The plaintiff then moved for treble damages, contending that the term “actual detriment” as used in section 3346 includes both the damage to the trees and the harm that she personally suffered as a result, thus the multiplier applied to both economic and noneconomic damages. The defendant argued that the damage multiplier should only apply to economic damages.
The trial court entered judgment for the plaintiff, trebling her economic damages but declining to apply the multiplier to her damages for annoyance and discomfort. The court reasoned that the use of the term “actual detriment” in section 3346 limits the damage multiplier to actual economic damages and does not extend to intangible, noneconomic damages.
Following a lengthy exercise in statutory interpretation, the Court of Appeal determined that the plain language of section 733 is clear. The Court thus held that because the caselaw allows annoyance and discomfort damages to be assessed for tortious injuries to trees, it follows that such damages are subject to section 733’s treble damages provision.

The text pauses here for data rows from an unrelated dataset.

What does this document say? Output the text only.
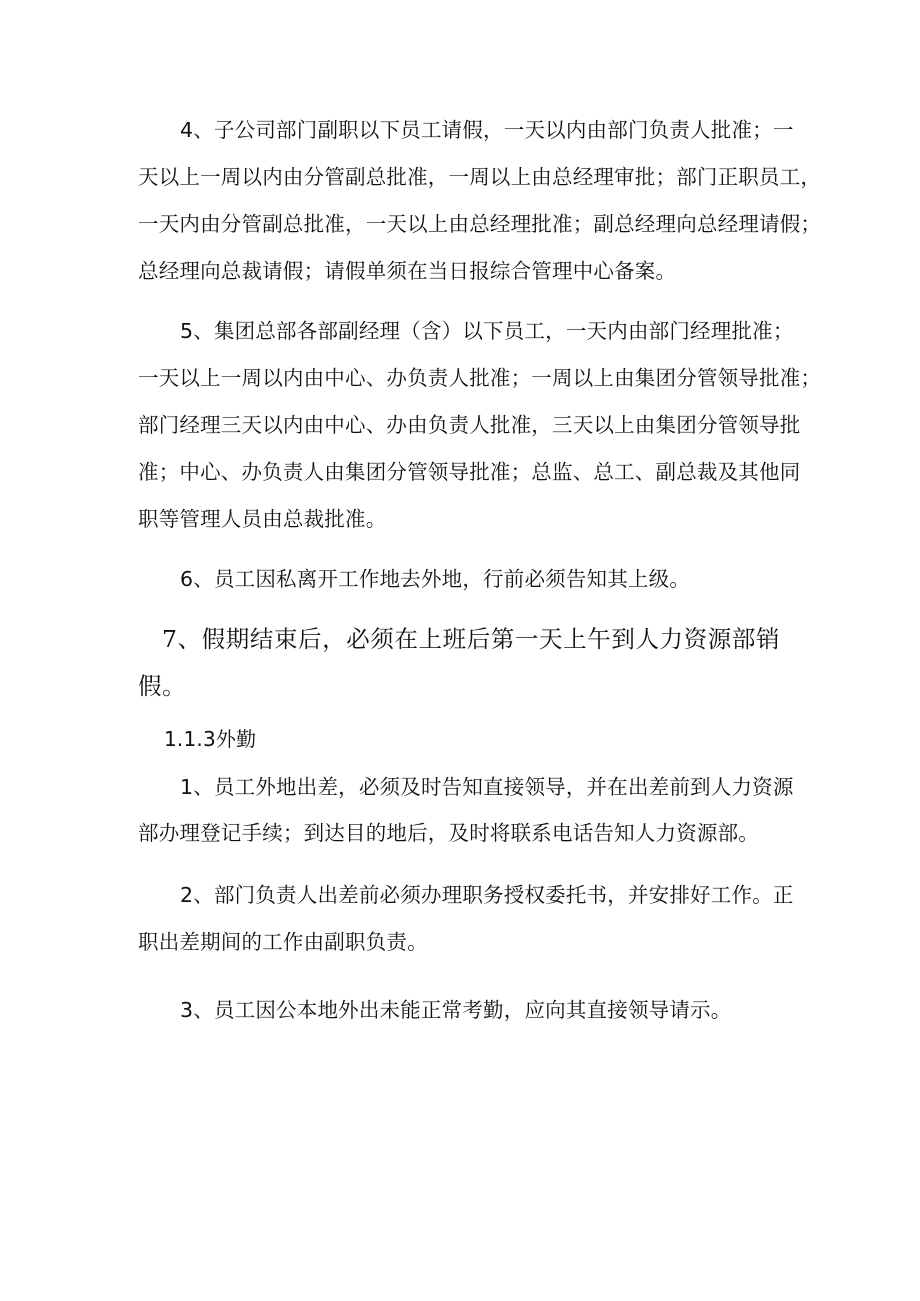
4、子公司部门副职以下员工请假，一天以内由部门负责人批准；一
天以上一周以内由分管副总批准，一周以上由总经理审批；部门正职员工，
一天内由分管副总批准，一天以上由总经理批准；副总经理向总经理请假；
总经理向总裁请假；请假单须在当日报综合管理中心备案。
5、集团总部各部副经理（含）以下员工，一天内由部门经理批准；
一天以上一周以内由中心、办负责人批准；一周以上由集团分管领导批准；
部门经理三天以内由中心、办由负责人批准，三天以上由集团分管领导批
准；中心、办负责人由集团分管领导批准；总监、总工、副总裁及其他同
职等管理人员由总裁批准。
6、员工因私离开工作地去外地，行前必须告知其上级。
7、假期结束后，必须在上班后第一天上午到人力资源部销
假。
1.1.3外勤
1、员工外地出差，必须及时告知直接领导，并在出差前到人力资源
部办理登记手续；到达目的地后，及时将联系电话告知人力资源部。
2、部门负责人出差前必须办理职务授权委托书，并安排好工作。正
职出差期间的工作由副职负责。
3、员工因公本地外出未能正常考勤，应向其直接领导请示。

The Court then considered section 3346, noting that it “poses a greater interpretive challenge.” Despite the ambiguities of section 3346, however, the Court acknowledged that it must harmonize the two statutes where reasonably possible, reconcile seeming inconsistencies between them, and construe them to give force and effect to all of their provisions. To harmonize the statutes and give full effect to each, the Court held that annoyance and discomfort damages resulting from tortious injuries to timber or trees are subject to the damage multiplier under sections 733 and 3346.
Fulle is an important new decision in the long line of cases dealing with boundary disputes involving trees. As before, where a jury finds willful and malicious conduct by the defendant, the trial court must award double damages. The courts now have discretion to award treble damages for annoyance and discomfort.